G PLUS, PLUS


[BREAKING THE BREAD OF GOD’S WORD]
17th Sunday in Ordinary Time Year B
July 26, 2015

G PLUS PLUS!

Most of us, if not all, have experiences in traveling. Unless you travel in style, merely transposing oneself from one place to the other in the Philippines, can be a real ordeal … for many reasons … most of them economic.  For one, you cannot drink  too much liquids, or you have to make a scene to ask the driver to stop some place to relieve yourself. Second, it is cumbersome to lug foodstuffs with you. For hours on end, one will have to make do with biscuits or dry bread with not much else that can spoil in a matter of hours. Third, depending on where you go, food may not be available, or you could only get some by paying more than four times their usual price.

Both the first and third readings talk about people on a journey. In the first reading, crowds followed the “man of God,” Elisha. In the third reading, crowds flocked towards the “wonder worker,” not so much because they were enamored by what he said, but because they were attracted by what he did. They followed him because “they saw the signs he was performing on the sick.”

I believe the man who came up to Elisha with his generous offering of “first fruits” intended for God, but offered to the “man of God,” was well provided for. He traveled in style, and his generosity showed he recognized, above all, the generosity of God. He offered the “first fruits” – the best, the juiciest, the healthiest, the most nourishing – gifts that were fit for the Lord from whom all good things came!

He did not just travel in style. He worshiped and sacrificed without counting the cost. And he gave freely and generously.

The disciple Philip may have been a good accountant who did his mental math and came up with a lightning fast calculation that had to do with how much money it would cost them to feed the hungry 5,000 men (and the equally hungry 5,000 women and 5,000 children!). The disciple Andrew may have been eagle-eyed and observant enough to spot some nervous and hassled boy who apparently did not travel light at all. He was probably dragging his big ruck sack along with his big packed lunch of buns and filets of fish galore!

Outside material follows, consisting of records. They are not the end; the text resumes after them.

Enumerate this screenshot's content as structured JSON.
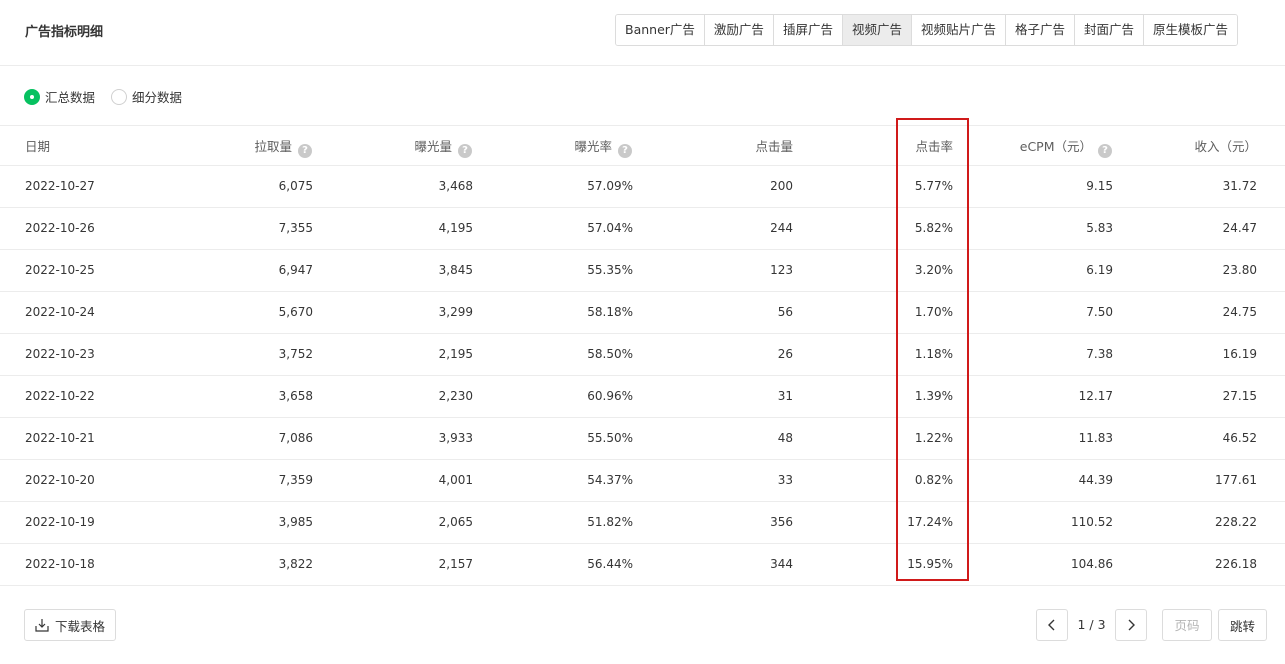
{
  "header": {
    "title": "广告指标明细",
    "tabs": [
      "Banner广告",
      "激励广告",
      "插屏广告",
      "视频广告",
      "视频贴片广告",
      "格子广告",
      "封面广告",
      "原生模板广告"
    ],
    "active_tab": "视频广告"
  },
  "view_options": {
    "summary_label": "汇总数据",
    "detail_label": "细分数据",
    "selected": "汇总数据"
  },
  "table": {
    "columns": [
      "日期",
      "拉取量",
      "曝光量",
      "曝光率",
      "点击量",
      "点击率",
      "eCPM（元）",
      "收入（元）"
    ],
    "rows": [
      [
        "2022-10-27",
        "6,075",
        "3,468",
        "57.09%",
        "200",
        "5.77%",
        "9.15",
        "31.72"
      ],
      [
        "2022-10-26",
        "7,355",
        "4,195",
        "57.04%",
        "244",
        "5.82%",
        "5.83",
        "24.47"
      ],
      [
        "2022-10-25",
        "6,947",
        "3,845",
        "55.35%",
        "123",
        "3.20%",
        "6.19",
        "23.80"
      ],
      [
        "2022-10-24",
        "5,670",
        "3,299",
        "58.18%",
        "56",
        "1.70%",
        "7.50",
        "24.75"
      ],
      [
        "2022-10-23",
        "3,752",
        "2,195",
        "58.50%",
        "26",
        "1.18%",
        "7.38",
        "16.19"
      ],
      [
        "2022-10-22",
        "3,658",
        "2,230",
        "60.96%",
        "31",
        "1.39%",
        "12.17",
        "27.15"
      ],
      [
        "2022-10-21",
        "7,086",
        "3,933",
        "55.50%",
        "48",
        "1.22%",
        "11.83",
        "46.52"
      ],
      [
        "2022-10-20",
        "7,359",
        "4,001",
        "54.37%",
        "33",
        "0.82%",
        "44.39",
        "177.61"
      ],
      [
        "2022-10-19",
        "3,985",
        "2,065",
        "51.82%",
        "356",
        "17.24%",
        "110.52",
        "228.22"
      ],
      [
        "2022-10-18",
        "3,822",
        "2,157",
        "56.44%",
        "344",
        "15.95%",
        "104.86",
        "226.18"
      ]
    ]
  },
  "footer": {
    "download_label": "下载表格",
    "page_indicator": "1 / 3",
    "page_input_placeholder": "页码",
    "jump_label": "跳转"
  },
  "colors": {
    "accent": "#07c160",
    "highlight_border": "#d01a1a",
    "active_tab_bg": "#ececec"
  }
}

Prize catch! So Andrew thought! And he lost no time in taking him to the Master.

Mind you, there was no clear sign the people were physically hungry. But the people were hungry in some other way … They were hungry for signs … big signs … They saw how he cured the sick. They wanted to see more action!

The good Lord engaged them. He told the disciples to make the men recline (What about the women and children?) Oh oh … they probably were busy acting as choir and back-up singers as the biggest sign of all was unfolding before their very eyes.


It was a sign that pointed to the satisfaction of more than physical hunger. It was a sign that told the crowds that the Lord was generous and more! It was a sign that pointed to the nature of God as provident, as constant and even as profligate in his gifts that went beyond mere bodily nourishment.  No … the Lord was not a simple restaurateur who gave away free samples of filet-o-fish sandwiches.

The Lord was healer. The Lord was provider. The Lord was a giver of what they needed then, and what they would need for all time.

He was giving them a sign of His ultimate gift – His Body and Blood – his life, death, and resurrection, not just to tide them over that overnight journey out in the desert, but all through the desert of our earthly existence.

I love filet-o-fish sandwiches. If I were there, I would have welcomed the gift with glee. But I know I need more than sandwiches. I need a boost in my life in its totality. And life in its fullness definitely goes beyond week-end get-aways and picnics galore.

I need food … food for eternal life … food that “whosoever would eat if, will live forever.”

The Lord today gives more. He gives food to hungry and not so hungry people. But his gifts are more than G+  … He does “bestow in abundance.”

“Bestow in abundance your mercy upon us, and grant that we may use the good things that pass in such a way as to hold fast even now to those that ever endure.” Amen.